My colleague Kevin Rawlinson is taking over now. I will be back to cover the BBC Question Time election special, featuring Theresa May and Jeremy Corbyn, which begins at 8.30pm.
The Political Studies Association has been surveying experts to find out what they think the election result will be and today they have published a report with their findings (pdf). There were 335 forecasts (by 280 politics academics, plus journalists, pollsters or “other”) and generally they were forecasting a virtual Conservative landslide.
Being academics, they produced two figures for the average Conservative majority forecast: 92 was the mean figure, but 110 was the median (the halfway point).

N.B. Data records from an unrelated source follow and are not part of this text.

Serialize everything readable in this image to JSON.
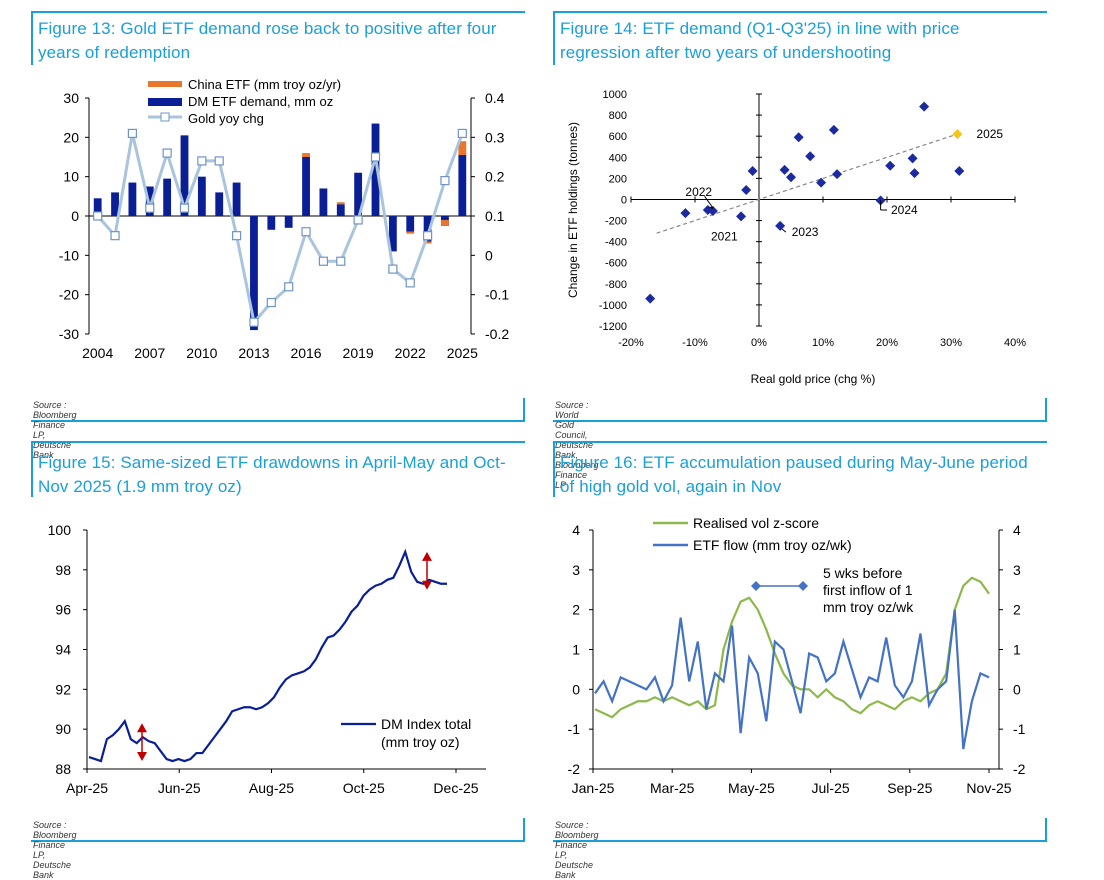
{
  "colors": {
    "accent": "#1aa0d8",
    "navy": "#0a1e96",
    "orange": "#e8762c",
    "lightblue": "#a9c4dc",
    "marker": "#6f95c3",
    "green": "#8db84a",
    "flowblue": "#4472c4",
    "diamond": "#1c2aa0",
    "highlight": "#f5c518",
    "red": "#c00000"
  },
  "fig13": {
    "title": "Figure 13: Gold ETF demand rose back to positive after four years of redemption",
    "source": "Source : Bloomberg Finance LP, Deutsche Bank",
    "chart_data": {
      "type": "bar",
      "years": [
        2004,
        2005,
        2006,
        2007,
        2008,
        2009,
        2010,
        2011,
        2012,
        2013,
        2014,
        2015,
        2016,
        2017,
        2018,
        2019,
        2020,
        2021,
        2022,
        2023,
        2024,
        2025
      ],
      "x_tick_labels": [
        "2004",
        "2007",
        "2010",
        "2013",
        "2016",
        "2019",
        "2022",
        "2025"
      ],
      "y_left_ticks": [
        "30",
        "20",
        "10",
        "0",
        "-10",
        "-20",
        "-30"
      ],
      "y_right_ticks": [
        "0.4",
        "0.3",
        "0.2",
        "0.1",
        "0",
        "-0.1",
        "-0.2"
      ],
      "ylim_left": [
        -30,
        30
      ],
      "ylim_right": [
        -0.2,
        0.4
      ],
      "series": [
        {
          "name": "China ETF (mm troy oz/yr)",
          "axis": "left",
          "values": [
            0,
            0,
            0,
            0,
            0,
            0,
            0,
            0,
            0,
            0,
            0,
            0,
            1,
            0,
            0.5,
            0,
            0,
            0,
            -0.5,
            -0.5,
            1.5,
            3.5
          ]
        },
        {
          "name": "DM ETF demand, mm oz",
          "axis": "left",
          "values": [
            4.5,
            6,
            8.5,
            7.5,
            9.5,
            20.5,
            10,
            6,
            8.5,
            -29,
            -3.5,
            -3,
            15,
            7,
            3,
            11,
            23.5,
            -9,
            -4,
            -6.5,
            -2.5,
            15.5
          ]
        },
        {
          "name": "Gold yoy chg",
          "axis": "right",
          "values": [
            0.1,
            0.05,
            0.31,
            0.12,
            0.26,
            0.12,
            0.24,
            0.24,
            0.05,
            -0.17,
            -0.12,
            -0.08,
            0.06,
            -0.015,
            -0.015,
            0.09,
            0.25,
            -0.035,
            -0.07,
            0.05,
            0.19,
            0.31
          ]
        }
      ]
    }
  },
  "fig14": {
    "title": "Figure 14: ETF demand (Q1-Q3'25) in line with price regression after two years of undershooting",
    "source": "Source : World Gold Council, Deutsche Bank, Bloomberg Finance LP",
    "chart_data": {
      "type": "scatter",
      "xlabel": "Real gold price (chg %)",
      "ylabel": "Change in ETF holdings (tonnes)",
      "xlim": [
        -0.2,
        0.4
      ],
      "ylim": [
        -1200,
        1000
      ],
      "x_tick_labels": [
        "-20%",
        "-10%",
        "0%",
        "10%",
        "20%",
        "30%",
        "40%"
      ],
      "y_tick_labels": [
        "1000",
        "800",
        "600",
        "400",
        "200",
        "0",
        "-200",
        "-400",
        "-600",
        "-800",
        "-1000",
        "-1200"
      ],
      "points": [
        {
          "x": -0.17,
          "y": -940
        },
        {
          "x": -0.115,
          "y": -130
        },
        {
          "x": -0.08,
          "y": -100
        },
        {
          "x": -0.072,
          "y": -110
        },
        {
          "x": -0.028,
          "y": -160
        },
        {
          "x": -0.02,
          "y": 90
        },
        {
          "x": -0.01,
          "y": 270
        },
        {
          "x": 0.033,
          "y": -250
        },
        {
          "x": 0.04,
          "y": 280
        },
        {
          "x": 0.05,
          "y": 210
        },
        {
          "x": 0.062,
          "y": 590
        },
        {
          "x": 0.08,
          "y": 410
        },
        {
          "x": 0.097,
          "y": 160
        },
        {
          "x": 0.117,
          "y": 660
        },
        {
          "x": 0.122,
          "y": 240
        },
        {
          "x": 0.19,
          "y": -10
        },
        {
          "x": 0.205,
          "y": 320
        },
        {
          "x": 0.24,
          "y": 390
        },
        {
          "x": 0.243,
          "y": 250
        },
        {
          "x": 0.258,
          "y": 880
        },
        {
          "x": 0.313,
          "y": 270
        }
      ],
      "highlight_point": {
        "x": 0.31,
        "y": 620
      },
      "annotations": [
        "2025",
        "2024",
        "2023",
        "2022",
        "2021"
      ],
      "regression": {
        "x0": -0.16,
        "y0": -320,
        "x1": 0.31,
        "y1": 620
      }
    }
  },
  "fig15": {
    "title": "Figure 15: Same-sized ETF drawdowns in April-May and Oct-Nov 2025 (1.9 mm troy oz)",
    "source": "Source : Bloomberg Finance LP, Deutsche Bank",
    "legend": [
      "DM Index total",
      "(mm troy oz)"
    ],
    "chart_data": {
      "type": "line",
      "ylim": [
        88,
        100
      ],
      "y_tick_labels": [
        "100",
        "98",
        "96",
        "94",
        "92",
        "90",
        "88"
      ],
      "x_tick_labels": [
        "Apr-25",
        "Jun-25",
        "Aug-25",
        "Oct-25",
        "Dec-25"
      ],
      "series": [
        {
          "name": "DM Index total (mm troy oz)",
          "values": [
            88.6,
            88.5,
            88.4,
            89.5,
            89.7,
            90.0,
            90.4,
            89.5,
            89.3,
            89.6,
            89.4,
            89.3,
            88.9,
            88.5,
            88.4,
            88.5,
            88.4,
            88.5,
            88.8,
            88.8,
            89.2,
            89.6,
            90.0,
            90.4,
            90.9,
            91.0,
            91.1,
            91.1,
            91.0,
            91.1,
            91.3,
            91.6,
            92.1,
            92.5,
            92.7,
            92.8,
            92.9,
            93.1,
            93.5,
            94.1,
            94.6,
            94.7,
            95.0,
            95.4,
            95.9,
            96.2,
            96.7,
            97.0,
            97.2,
            97.3,
            97.5,
            97.6,
            98.2,
            98.9,
            97.9,
            97.4,
            97.3,
            97.5,
            97.4,
            97.3,
            97.3
          ]
        }
      ]
    }
  },
  "fig16": {
    "title": "Figure 16: ETF accumulation paused during May-June period of high gold vol, again in Nov",
    "source": "Source : Bloomberg Finance LP, Deutsche Bank",
    "annotation": [
      "5 wks before",
      "first inflow of 1",
      "mm troy oz/wk"
    ],
    "chart_data": {
      "type": "line",
      "ylim": [
        -2,
        4
      ],
      "y_tick_labels": [
        "4",
        "3",
        "2",
        "1",
        "0",
        "-1",
        "-2"
      ],
      "x_tick_labels": [
        "Jan-25",
        "Mar-25",
        "May-25",
        "Jul-25",
        "Sep-25",
        "Nov-25"
      ],
      "series": [
        {
          "name": "Realised vol z-score",
          "values": [
            -0.5,
            -0.6,
            -0.7,
            -0.5,
            -0.4,
            -0.3,
            -0.3,
            -0.2,
            -0.3,
            -0.2,
            -0.3,
            -0.4,
            -0.3,
            -0.5,
            -0.4,
            1.0,
            1.7,
            2.2,
            2.3,
            2.0,
            1.5,
            0.9,
            0.4,
            0.1,
            0.0,
            0.0,
            -0.2,
            0.0,
            -0.2,
            -0.3,
            -0.5,
            -0.6,
            -0.4,
            -0.3,
            -0.4,
            -0.5,
            -0.3,
            -0.2,
            -0.3,
            -0.1,
            0.0,
            0.4,
            2.0,
            2.6,
            2.8,
            2.7,
            2.4
          ]
        },
        {
          "name": "ETF flow (mm troy oz/wk)",
          "values": [
            -0.1,
            0.2,
            -0.3,
            0.3,
            0.2,
            0.1,
            0.0,
            0.3,
            -0.3,
            0.1,
            1.8,
            0.2,
            1.2,
            -0.5,
            0.4,
            0.2,
            1.6,
            -1.1,
            0.8,
            0.4,
            -0.8,
            1.2,
            1.0,
            0.2,
            -0.6,
            0.9,
            0.8,
            0.2,
            0.4,
            1.2,
            0.5,
            -0.2,
            0.3,
            0.2,
            1.3,
            0.1,
            -0.2,
            0.2,
            1.4,
            -0.4,
            0.0,
            0.2,
            2.0,
            -1.5,
            -0.3,
            0.4,
            0.3
          ]
        }
      ]
    }
  }
}
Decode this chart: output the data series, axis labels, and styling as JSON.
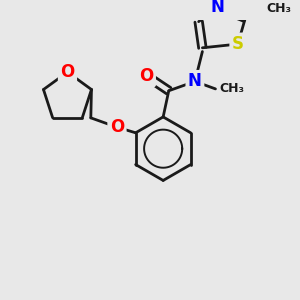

Here’s an extract from the report.
Just as with vote shares, the headline figures for our expert predictions concerning seats in parliament also suggest a big win for the Conservatives, although some 12% of respondents expected a net loss of seats for the Tories. On average they expected a majority of 92 but most, 59% of respondents, expected a Tory majority of 100 or more. Labour were expected to sink to their lowest number of seats since 1935, with an average prediction of 186 seats. Just 6% of our respondents expected Labour to match or increase their 2015 seat tally.
You can read the full document, with all the numbers, here (pdf).
But there are two reasons not to take these figures particularly seriously. First, most of those people were consulted before the Conservative manifesto was published, leading to the calamitous social care U-turn that has coincided with a sharp drop in the Tory poll lead.
And, second, the last two times the PSA conducted this exercise, the experts were wrong. They thought remain would win the EU referendum by 55% to 45%, and they thought the 2015 election would result in a hung parliament.
So why are they bothering? “The answer is that it is important to properly record and benchmark the predictions of those who analyse politics for a living – and understand those predictions more precisely,” the report says.